Part IIFW 225-227. Sri Chinmoy answered these questions after his talk to UNDP staff members on 19 November 1975.
Question: What is the difference between Yoga, Zen and Hinduism?Sri Chinmoy: The root was Hinduism. Then from Hinduism came Buddhism, and from Buddhism came Zen. Let us take Hinduism as the grandfather, Buddhism as the father and Zen as the son.
Let us think of Hinduism as an eternal religion, or we can take it as a form of self-discipline that will one day allow us to feel boundless joy, boundless peace, boundless love. When we think of Buddhism, immediately the compassion-aspect of reality comes forward into our mind. The world needs compassion badly. I show compassion to you, you show compassion to me and with our mutual compassion we live on earth. When I am in need of your compassion, you show me compassion; when you are in need of my compassion, I show you compassion. In this way we exist together. If we don’t show compassion to humanity, then we don’t exist.
When we come to Zen, what we need is awareness. We have to be fully, consciously and constantly aware of what we are doing, what we are seeing, what we are growing into. Zen requires constant, conscious awareness. If we are meditating, we are aware of it; if we are eating, we are aware of it; if we are talking to our friend, we are aware of it.
When we come to Yoga, we sing the song of oneness. Yoga is a Sanskrit word that means oneness. Yoga says that if we establish our oneness with something or someone, with an incident or an experience, then we get everything. If I am one with you, then I know what is happening inside your heart, inside your mind. If I am one with somebody else, them immediately I have a free access to him and I know what is happening in him. And if I can establish my oneness with an incident or experience, then I become part and parcel of that incident or experience in life.
At the highest point in Zen there is something called satori or illumination. If once you are illumined, then there is nothing and no one on earth with which or with whom you cannot establish your oneness. Before illumination there is darkness on one side and light on the other side. This side of the sea is darkness, the other side is light and you are in between. But if you go and take shelter in illumination, then your own inner effulgence envelops and encompasses the whole world.
Before illumination takes place, you are in ignorance and you feel that the world is in ignorance. But once illumination takes place, which is called satori in Zen, you become one with the Vision of the Absolute. At that time, you live in silence-life, you live in sound-life, but everywhere is illumination and you grow into this illumination. Once you are illumined, you are freed from the meshes of ignorance. For millennia you lived in ignorance, but once illumination has taken place, then there is no ignorance in you at all. This room is dark, but then an electrician brings in some light. For days and months and years this room has remained unlit, unillumined, dark, but then the electrician comes and the room is illumined. So the greatest gift of Zen is illumination: the highest illumination, all-illumining illumination, all-fulfilling illumination.

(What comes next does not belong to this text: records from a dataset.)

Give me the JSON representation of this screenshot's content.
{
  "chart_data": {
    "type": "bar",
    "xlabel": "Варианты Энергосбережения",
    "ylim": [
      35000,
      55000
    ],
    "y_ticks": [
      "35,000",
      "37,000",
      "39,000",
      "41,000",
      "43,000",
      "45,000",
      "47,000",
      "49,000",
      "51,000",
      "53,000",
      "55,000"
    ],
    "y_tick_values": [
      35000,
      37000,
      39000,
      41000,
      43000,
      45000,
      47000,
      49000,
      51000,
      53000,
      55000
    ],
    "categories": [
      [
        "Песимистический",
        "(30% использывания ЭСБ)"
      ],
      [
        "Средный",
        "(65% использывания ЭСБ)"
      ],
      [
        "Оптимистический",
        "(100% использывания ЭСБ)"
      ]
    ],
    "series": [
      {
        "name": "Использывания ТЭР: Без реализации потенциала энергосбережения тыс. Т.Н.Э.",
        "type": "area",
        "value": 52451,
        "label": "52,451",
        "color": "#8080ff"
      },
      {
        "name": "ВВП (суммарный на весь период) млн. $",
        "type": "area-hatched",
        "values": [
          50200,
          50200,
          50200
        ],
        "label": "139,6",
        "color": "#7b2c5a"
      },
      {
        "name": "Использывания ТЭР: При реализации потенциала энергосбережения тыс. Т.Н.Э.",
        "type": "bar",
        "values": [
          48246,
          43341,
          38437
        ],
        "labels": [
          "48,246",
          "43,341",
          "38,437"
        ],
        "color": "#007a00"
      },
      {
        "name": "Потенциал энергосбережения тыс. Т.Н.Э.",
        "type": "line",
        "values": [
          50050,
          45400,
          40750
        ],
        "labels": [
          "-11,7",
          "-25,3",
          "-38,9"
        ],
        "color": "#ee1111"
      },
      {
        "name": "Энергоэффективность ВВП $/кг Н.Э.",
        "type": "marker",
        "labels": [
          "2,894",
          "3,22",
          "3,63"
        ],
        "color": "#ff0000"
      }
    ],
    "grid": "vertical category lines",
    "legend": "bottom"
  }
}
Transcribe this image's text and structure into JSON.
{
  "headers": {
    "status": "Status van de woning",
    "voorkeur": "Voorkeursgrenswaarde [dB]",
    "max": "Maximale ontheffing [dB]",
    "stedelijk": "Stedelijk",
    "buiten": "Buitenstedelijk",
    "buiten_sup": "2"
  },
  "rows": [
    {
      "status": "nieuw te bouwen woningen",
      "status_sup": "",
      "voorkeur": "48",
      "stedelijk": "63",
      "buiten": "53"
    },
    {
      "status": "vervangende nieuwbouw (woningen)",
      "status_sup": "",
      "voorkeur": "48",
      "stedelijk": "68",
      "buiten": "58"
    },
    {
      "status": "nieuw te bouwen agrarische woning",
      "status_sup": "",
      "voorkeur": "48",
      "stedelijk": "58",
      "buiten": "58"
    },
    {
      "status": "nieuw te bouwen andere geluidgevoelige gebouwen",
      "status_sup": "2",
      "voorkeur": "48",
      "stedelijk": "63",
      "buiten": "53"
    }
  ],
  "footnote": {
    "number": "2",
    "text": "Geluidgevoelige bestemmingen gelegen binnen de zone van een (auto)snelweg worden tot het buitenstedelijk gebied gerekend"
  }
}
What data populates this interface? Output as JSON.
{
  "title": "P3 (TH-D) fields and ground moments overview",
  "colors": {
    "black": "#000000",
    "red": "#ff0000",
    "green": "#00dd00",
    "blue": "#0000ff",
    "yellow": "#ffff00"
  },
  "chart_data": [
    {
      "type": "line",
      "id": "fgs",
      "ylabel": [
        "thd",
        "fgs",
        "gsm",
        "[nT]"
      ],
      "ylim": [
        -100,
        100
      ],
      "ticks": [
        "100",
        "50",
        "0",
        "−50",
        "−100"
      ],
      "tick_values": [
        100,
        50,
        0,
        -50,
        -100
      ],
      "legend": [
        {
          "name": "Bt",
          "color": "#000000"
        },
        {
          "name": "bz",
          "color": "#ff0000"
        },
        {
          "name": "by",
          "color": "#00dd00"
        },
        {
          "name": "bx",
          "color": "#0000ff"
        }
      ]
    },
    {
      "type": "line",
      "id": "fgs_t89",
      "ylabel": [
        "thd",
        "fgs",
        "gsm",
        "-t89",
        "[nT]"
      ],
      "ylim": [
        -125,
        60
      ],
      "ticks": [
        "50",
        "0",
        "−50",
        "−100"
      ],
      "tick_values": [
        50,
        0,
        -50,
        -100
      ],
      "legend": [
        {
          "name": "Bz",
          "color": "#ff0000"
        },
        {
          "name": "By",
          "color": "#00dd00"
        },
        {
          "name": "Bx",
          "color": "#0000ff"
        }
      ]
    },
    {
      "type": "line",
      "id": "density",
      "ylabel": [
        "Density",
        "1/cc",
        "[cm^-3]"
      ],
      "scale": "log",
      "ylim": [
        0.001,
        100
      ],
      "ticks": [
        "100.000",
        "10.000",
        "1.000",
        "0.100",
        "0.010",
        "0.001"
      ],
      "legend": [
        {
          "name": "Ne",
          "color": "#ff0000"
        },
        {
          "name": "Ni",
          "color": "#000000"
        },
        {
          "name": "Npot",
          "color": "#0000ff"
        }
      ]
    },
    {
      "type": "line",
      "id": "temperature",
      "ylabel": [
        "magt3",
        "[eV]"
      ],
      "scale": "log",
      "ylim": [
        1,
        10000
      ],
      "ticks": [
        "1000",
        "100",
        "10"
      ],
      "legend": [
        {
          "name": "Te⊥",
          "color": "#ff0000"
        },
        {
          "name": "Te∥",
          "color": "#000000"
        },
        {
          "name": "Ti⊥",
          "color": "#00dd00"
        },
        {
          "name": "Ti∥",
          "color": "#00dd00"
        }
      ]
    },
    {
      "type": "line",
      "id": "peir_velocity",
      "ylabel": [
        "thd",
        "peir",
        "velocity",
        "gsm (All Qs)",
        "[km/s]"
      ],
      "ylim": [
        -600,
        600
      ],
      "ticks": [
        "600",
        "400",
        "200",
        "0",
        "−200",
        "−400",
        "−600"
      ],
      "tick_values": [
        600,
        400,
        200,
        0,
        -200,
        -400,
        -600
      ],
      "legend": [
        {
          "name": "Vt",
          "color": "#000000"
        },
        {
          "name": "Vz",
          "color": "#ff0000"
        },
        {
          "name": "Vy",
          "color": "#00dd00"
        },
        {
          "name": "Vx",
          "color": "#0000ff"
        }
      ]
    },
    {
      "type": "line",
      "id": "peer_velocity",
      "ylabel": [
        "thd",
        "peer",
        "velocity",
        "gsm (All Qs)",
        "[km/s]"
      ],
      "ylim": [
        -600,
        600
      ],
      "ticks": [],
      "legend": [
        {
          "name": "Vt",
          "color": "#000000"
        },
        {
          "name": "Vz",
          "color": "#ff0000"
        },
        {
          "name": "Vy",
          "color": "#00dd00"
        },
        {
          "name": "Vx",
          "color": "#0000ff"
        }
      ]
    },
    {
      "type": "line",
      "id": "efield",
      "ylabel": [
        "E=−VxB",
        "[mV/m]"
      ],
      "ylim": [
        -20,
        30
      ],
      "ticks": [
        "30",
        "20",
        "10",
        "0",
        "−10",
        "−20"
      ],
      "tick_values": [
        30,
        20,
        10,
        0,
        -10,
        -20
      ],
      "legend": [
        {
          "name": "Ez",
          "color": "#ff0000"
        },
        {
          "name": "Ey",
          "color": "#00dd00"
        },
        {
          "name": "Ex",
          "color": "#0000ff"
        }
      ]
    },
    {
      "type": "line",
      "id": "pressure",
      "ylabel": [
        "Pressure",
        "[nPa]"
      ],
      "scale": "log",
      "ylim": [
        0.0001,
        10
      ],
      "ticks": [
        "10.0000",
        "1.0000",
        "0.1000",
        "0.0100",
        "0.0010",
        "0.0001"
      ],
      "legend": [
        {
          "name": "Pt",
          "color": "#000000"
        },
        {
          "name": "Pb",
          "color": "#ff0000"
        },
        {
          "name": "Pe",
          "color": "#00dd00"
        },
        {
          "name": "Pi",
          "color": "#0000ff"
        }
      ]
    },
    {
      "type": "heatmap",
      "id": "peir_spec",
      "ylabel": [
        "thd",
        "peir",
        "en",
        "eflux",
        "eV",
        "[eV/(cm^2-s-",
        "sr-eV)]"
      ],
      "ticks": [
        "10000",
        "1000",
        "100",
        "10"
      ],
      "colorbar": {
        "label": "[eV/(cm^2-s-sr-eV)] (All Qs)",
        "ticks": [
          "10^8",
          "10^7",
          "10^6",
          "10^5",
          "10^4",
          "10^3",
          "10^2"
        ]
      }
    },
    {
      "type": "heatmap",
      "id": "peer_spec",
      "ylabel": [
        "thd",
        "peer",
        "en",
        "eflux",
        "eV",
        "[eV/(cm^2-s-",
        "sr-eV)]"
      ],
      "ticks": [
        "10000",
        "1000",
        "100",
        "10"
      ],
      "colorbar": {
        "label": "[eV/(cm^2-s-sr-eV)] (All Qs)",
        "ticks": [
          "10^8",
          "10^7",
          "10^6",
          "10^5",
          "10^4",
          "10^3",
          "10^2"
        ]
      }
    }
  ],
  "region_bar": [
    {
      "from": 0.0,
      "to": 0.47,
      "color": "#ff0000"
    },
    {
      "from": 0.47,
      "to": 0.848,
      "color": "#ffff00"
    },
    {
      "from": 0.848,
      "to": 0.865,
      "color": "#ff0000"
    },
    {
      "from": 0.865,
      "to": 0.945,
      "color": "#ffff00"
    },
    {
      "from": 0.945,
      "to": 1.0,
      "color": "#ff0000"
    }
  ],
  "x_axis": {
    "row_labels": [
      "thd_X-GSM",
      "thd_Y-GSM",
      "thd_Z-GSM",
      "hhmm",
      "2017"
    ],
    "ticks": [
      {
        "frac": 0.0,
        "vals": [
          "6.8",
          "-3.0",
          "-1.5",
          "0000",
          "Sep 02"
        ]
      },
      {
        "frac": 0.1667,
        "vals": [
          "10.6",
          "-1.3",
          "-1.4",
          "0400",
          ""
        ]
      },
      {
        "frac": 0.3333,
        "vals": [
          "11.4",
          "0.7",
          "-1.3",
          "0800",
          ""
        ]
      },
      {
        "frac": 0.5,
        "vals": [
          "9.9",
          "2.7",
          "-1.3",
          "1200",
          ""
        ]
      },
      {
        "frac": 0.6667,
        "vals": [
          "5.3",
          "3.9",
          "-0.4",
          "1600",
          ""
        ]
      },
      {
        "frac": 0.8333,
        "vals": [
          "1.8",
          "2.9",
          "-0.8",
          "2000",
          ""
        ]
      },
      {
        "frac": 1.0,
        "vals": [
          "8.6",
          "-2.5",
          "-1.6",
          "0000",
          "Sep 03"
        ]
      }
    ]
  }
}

Yoga’s greatest contribution is not only illumination, but also perfection in our constant oneness with what God has offered to us, what God is going to give us and what God Himself is. If somebody is suffering, then Yoga becomes totally, inseparably one with that sufferer. If somebody is in the seventh heaven of delight, then Yoga becomes one with him in the seventh heaven of delight. Illumination, on the other hand, is a process, a regular process in which we come out from ignorance-night and enter into wisdom-light. Once we grow into wisdom-light, then we are totally freed from bondage, from limitation, from imperfection, from so-called death.
If we follow the path of Zen, then we go from ignorance to illumination: and when our whole consciousness is illumined, we derive boundless satisfaction. If we follow the path of Yoga, then on the strength of our identification we feel that we are that which we want and we actually become that thing. So Yoga is oneness and perfection, whereas Zen is illumination and liberation.